For the proteomics and glycoproteomics analyses, membrane fractions were separately prepared from the tissue samples following the procedure above. The membrane proteins were reconstituted with 60 µL of 8 M urea and sonicated for 20 minutes for denaturation. Two microliters (2 µL) dithiothreitol (DTT, 550 mM in 50 mM NH4HCO3) was added to the samples, and the mixture was incubated for 50 min at 55 °C. The free cysteine was alkylated with 4 µL of iodoacetamide (450 mM) for 20 minutes in the dark at ambient temperature. The reaction was quenched by the addition of 420 µL buffer (50 mM NH4HCO3). Trypsin (10 µL, 0.1 mg/mL) was then added to the mixture, and tryptic digestion was performed at 37 °C for 18 h. For proteomic analysis, tryptic peptides were purified using C-18 SPE cartridges, eluted with 80% ACN and 0.1% TFA, dried in vacuo and stored at −20 °C before LC-MS/MS analysis. For site-specific glycoproteomic analysis, glycopeptides were enriched from tryptic digest preparation using HILIC solid-phase extraction, eluted with H2O containing 0.1% TFA, dried in vacuo and stored at −20 °C until LC-MS/MS analysis. Purified peptides and glycopeptides were quantified using a Pierce BCA assay kit following the manufacturer’s instructions (ThermoFisher, Waltham, MA, USA), and adjusted to concentrations of 0.5 µg/µL and 0.1 µg/µL, respectively, before injection in LC-MS/MS.
Tryptic peptides and glycopeptides samples were analyzed in an UltiMate™ WPS-3000RS nanoLC system coupled with an Orbitrap Fusion Lumos MS system (ThermoFisher Scientific). One (1) microliter of each sample was injected, and the analytes were separated using an Acclaim™ PepMap™ 100C18 LC Column (75 µm × 150 mm, particle size: 2 µm; ThermoFisher Scientific) at a flow rate of 300 nL/min. Water containing 0.08% formic acid and 80% acetonitrile containing 0.1% formic acid were used as solvents A and B, respectively. MS spectra were collected with a mass range of m/z 700–2000 for MS1 and m/z of ≥120 for MS2, at a rate of 1.5 s per spectrum in the positive ionization mode. The filtered precursor ions in each MS spectrum were subjected to fragmentation through 30% higher-energy C-trap dissociation (HCD) using nitrogen gas as a carrier.

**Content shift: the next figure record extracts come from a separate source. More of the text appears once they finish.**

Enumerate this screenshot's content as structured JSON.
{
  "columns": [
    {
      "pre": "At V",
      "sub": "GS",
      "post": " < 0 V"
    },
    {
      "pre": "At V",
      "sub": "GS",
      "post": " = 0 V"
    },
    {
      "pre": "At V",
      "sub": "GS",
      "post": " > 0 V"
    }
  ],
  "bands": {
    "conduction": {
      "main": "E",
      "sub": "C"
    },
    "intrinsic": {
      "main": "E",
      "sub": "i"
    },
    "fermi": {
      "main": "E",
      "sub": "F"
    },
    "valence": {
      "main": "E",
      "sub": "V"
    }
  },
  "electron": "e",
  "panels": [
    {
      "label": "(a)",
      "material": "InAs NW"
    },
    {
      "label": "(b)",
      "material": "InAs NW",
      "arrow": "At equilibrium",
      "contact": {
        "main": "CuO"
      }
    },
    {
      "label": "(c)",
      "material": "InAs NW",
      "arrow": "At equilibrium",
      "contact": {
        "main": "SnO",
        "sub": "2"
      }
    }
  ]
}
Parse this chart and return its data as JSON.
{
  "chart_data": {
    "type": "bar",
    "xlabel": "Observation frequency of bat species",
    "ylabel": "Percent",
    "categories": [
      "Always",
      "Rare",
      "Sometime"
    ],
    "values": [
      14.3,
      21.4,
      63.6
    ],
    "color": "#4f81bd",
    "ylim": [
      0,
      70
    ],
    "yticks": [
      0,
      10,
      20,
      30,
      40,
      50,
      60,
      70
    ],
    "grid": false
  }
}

Mass spectrometry data were analyzed using the Byos workflow (Protein Metrics, Cupertino, CA, USA). For qualitative analysis using Byonic (Protein Metrics), proteins were identified against the human proteome database [37] using a precursor mass tolerance of 20 ppm and fragment mass tolerance of 10 ppm. Data analysis parameters used included C-terminal cleavage by trypsin (K and R cleavage sites) with at most two missed cleavages and the following peptide modifications: carbamidomethyl at the cysteine, oxidation at the methionine, deamidation at asparagine and glutamine, acetylation at the protein N-terminal, glutamine to pyro-glutamate at the N-terminal, and glutamate to pyro-glutamate at the N-terminal. Protein IDs were filtered at 1% FDR. For glycopeptide/glycoprotein identification, an additional search was performed in Byonic using an in-house N-glycan database. Each protein was quantified using Byologic (Protein Metrics) by quantifying the XIC (extracted ion chromatogram) area sum of the top 3 most abundant peptides per protein. The XICs were then normalized to total ion count before statistical analysis. On the other hand, glycoform quantification was normalized to each protein’s glycosite to yield the percentage glycan distribution of a particular glycoform.
Statistical analysis (multiple t-tests with an FDR correction of 5%) was conducted using GraphPad Prism (version 9.3.1 for Windows, GraphPad Software, San Diego, CA, USA, www.graphpad.com, accessed on 5 May 2022) to identify significantly over- and under-expressed proteins, glycoproteins, and pathways. Pathway enrichment analysis were annotated using PantherGO [38] and then plotted as heatmaps in GraphPad Prism.